Cette pièce est une confrontation permanente entre le rêve et la réalité.


Devant scène se teint un homme élégant.

Le clochard « Pierrot dit 14-18 » s’éveille, défendant son territoire comme sa propre tranchée. Il agresse l’inconnu verbalement !


Son langage est si intense que « l’homme » Jacques Tréval, comédien lassé de sa vie futile, cherche, fasciné, le moyen de pénétrer dans l’univers fantastique du clochard ! Il simule le suicide  en se jetant dans la Seine dégueulasse et se fait passer pour « Belzébuth » venu de l’enfer pour corrompre l’irréductible Pierrot ! Tout à sa folie, le clodo l’identifie pour tel ! Persuadé de tenir « l’Hydre de guerre », il tente de l’abattre pour établir une paix éternellement durable !


Dimension du sublime à travers un quotidien dérisoire! La mort s’auréole de ses rêves de gloire patriotiques ! Seule la mémoire est invincible. Les forces divergentes soudent les deux hommes plus qu’elles ne les séparent. Les deux solitaires sont inconsciemment à la recherche d’une fraternité permise leur conférant une dimension d’homme et leur donnant une raison d’exister. Ils deviennent frères d’âme dans un monde dissolu où tout les sépare !



Le troisième personnage « Lulu » est un travesti désœuvré sans option aucune ! Seule une amitié d’instinct la lie à Pierrot. Médiatrice d’une solitude à l’autre, elle intègre l’embryon d’une humanité possible !



 Confrontation étrange de trois générations dont les mentalités divergent ! L’amour interdit transpire entre les lignes. Dénonciation de la haine borgne et de l’animalité des morts inutiles ! La foi des hommes en un idéal utopique ou véritable reste une force active qui génère le don de vie. Seul l’orgueil subsiste. Ce témoignage d’un martyr ou d'une innocence outragée, au présent comme au passé , reste d’une actualité brûlante.



Pendant tout le spectacle le décor est toujours identique.

Bord de Seine, un banc, quelques cageots, sacs en plastique, bouteilles vides, vieux journaux ! Univers et champ de bataille de Pierrot. Un caddie servant de refuge face à l’ennemi, sac à Pandore où dorment ses rêves : drapeau, vieux fusil. C’est sa mitraille…

Le déplacement du comédien est la conséquence de sa vie charnelle réfléchie par les sentiments qui l’animent.
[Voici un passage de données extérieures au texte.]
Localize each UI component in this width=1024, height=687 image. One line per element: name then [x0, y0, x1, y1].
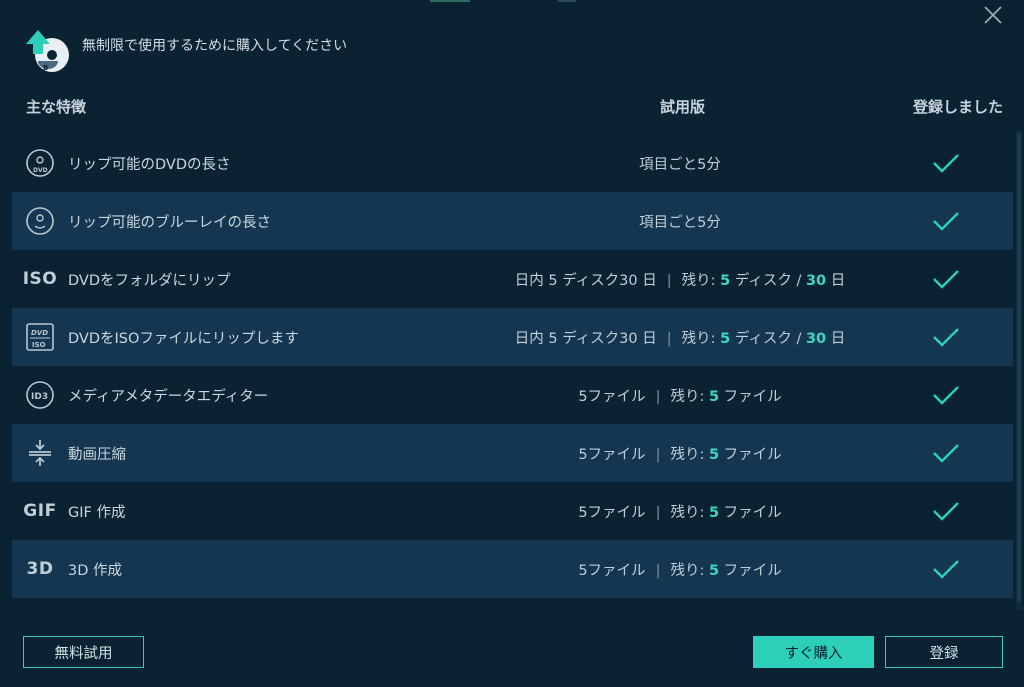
- table-row: 3D 3D 作成 5ファイル | 残り: 5 ファイル: [12, 540, 1013, 598]
- feature-label: リップ可能のブルーレイの長さ: [68, 214, 271, 231]
- title-bar-accent-2: [558, 0, 576, 2]
- feature-label: 動画圧縮: [68, 446, 126, 463]
- iso-icon: ISO: [22, 269, 58, 289]
- column-registered: 登録しました: [913, 98, 1004, 116]
- svg-text:DVD: DVD: [33, 167, 48, 174]
- table-row: ISO DVDをフォルダにリップ 日内 5 ディスク30 日 | 残り: 5 ディス…: [12, 250, 1013, 308]
- table-row: ID3 メディアメタデータエディター 5ファイル | 残り: 5 ファイル: [12, 366, 1013, 424]
- svg-text:ISO: ISO: [32, 341, 46, 349]
- trial-value: 5ファイル | 残り: 5 ファイル: [578, 446, 782, 463]
- feature-table: DVD リップ可能のDVDの長さ 項目ごと5分 リップ可能のブルーレイの長さ 項…: [12, 134, 1013, 598]
- 3d-icon: 3D: [26, 559, 54, 579]
- feature-label: 3D 作成: [68, 562, 122, 579]
- feature-label: GIF 作成: [68, 504, 126, 521]
- buy-now-button[interactable]: すぐ購入: [753, 636, 874, 668]
- table-row: 動画圧縮 5ファイル | 残り: 5 ファイル: [12, 424, 1013, 482]
- svg-text:B: B: [43, 64, 48, 72]
- trial-value: 項目ごと5分: [639, 156, 721, 173]
- column-headers: 主な特徴 試用版 登録しました: [0, 94, 1024, 118]
- check-icon: [931, 267, 961, 291]
- trial-value: 5ファイル | 残り: 5 ファイル: [578, 562, 782, 579]
- table-row: リップ可能のブルーレイの長さ 項目ごと5分: [12, 192, 1013, 250]
- free-trial-button[interactable]: 無料試用: [23, 636, 144, 668]
- close-icon[interactable]: [984, 6, 1002, 24]
- feature-label: DVDをフォルダにリップ: [68, 272, 231, 289]
- check-icon: [931, 325, 961, 349]
- trial-value: 5ファイル | 残り: 5 ファイル: [578, 388, 782, 405]
- svg-text:ID3: ID3: [31, 392, 48, 402]
- trial-value: 5ファイル | 残り: 5 ファイル: [578, 504, 782, 521]
- bluray-disc-icon: [24, 205, 56, 237]
- column-feature: 主な特徴: [26, 98, 87, 116]
- feature-label: リップ可能のDVDの長さ: [68, 156, 231, 173]
- table-row: DVD ISO DVDをISOファイルにリップします 日内 5 ディスク30 日 |…: [12, 308, 1013, 366]
- gif-icon: GIF: [23, 501, 57, 521]
- id3-icon: ID3: [24, 379, 56, 411]
- register-button[interactable]: 登録: [885, 636, 1003, 668]
- check-icon: [931, 557, 961, 581]
- column-trial: 試用版: [660, 98, 706, 116]
- trial-value: 日内 5 ディスク30 日 | 残り: 5 ディスク / 30 日: [514, 272, 846, 289]
- header: B 無制限で使用するために購入してください: [24, 28, 347, 76]
- upgrade-logo-icon: B: [24, 28, 72, 76]
- scrollbar-thumb[interactable]: [1017, 132, 1021, 602]
- check-icon: [931, 151, 961, 175]
- check-icon: [931, 383, 961, 407]
- dvd-iso-icon: DVD ISO: [24, 321, 56, 353]
- dvd-disc-icon: DVD: [24, 147, 56, 179]
- check-icon: [931, 499, 961, 523]
- check-icon: [931, 441, 961, 465]
- svg-text:DVD: DVD: [31, 329, 48, 337]
- feature-label: メディアメタデータエディター: [68, 388, 269, 405]
- feature-label: DVDをISOファイルにリップします: [68, 330, 299, 347]
- compress-icon: [24, 437, 56, 469]
- check-icon: [931, 209, 961, 233]
- table-row: DVD リップ可能のDVDの長さ 項目ごと5分: [12, 134, 1013, 192]
- title-bar-accent: [430, 0, 470, 2]
- purchase-message: 無制限で使用するために購入してください: [82, 38, 348, 54]
- trial-value: 項目ごと5分: [639, 214, 721, 231]
- trial-value: 日内 5 ディスク30 日 | 残り: 5 ディスク / 30 日: [514, 330, 846, 347]
- table-row: GIF GIF 作成 5ファイル | 残り: 5 ファイル: [12, 482, 1013, 540]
 La mutation successive des personnages confronte la réalité avec les rêves de Pierrot, allant de la violence physique à une étreinte fraternelle imprévisible. La folie burlesque et visionnaire du poilu culbute le présent dans la dimension d’un champ de bataille où les hommes meurent abandonnés à l’Histoire !

Belzébuth, lui, est le porte drapeau de la lucidité acerbe, témoignage occulte sur l’horreur des carnages. Le rêve de gloire des guerriers ne finira-t-il qu’avec l’extinction de la race ?

Le verbe est rude comme est rude l’absurdité de la guerre et l’abandon de l’homme par l’homme.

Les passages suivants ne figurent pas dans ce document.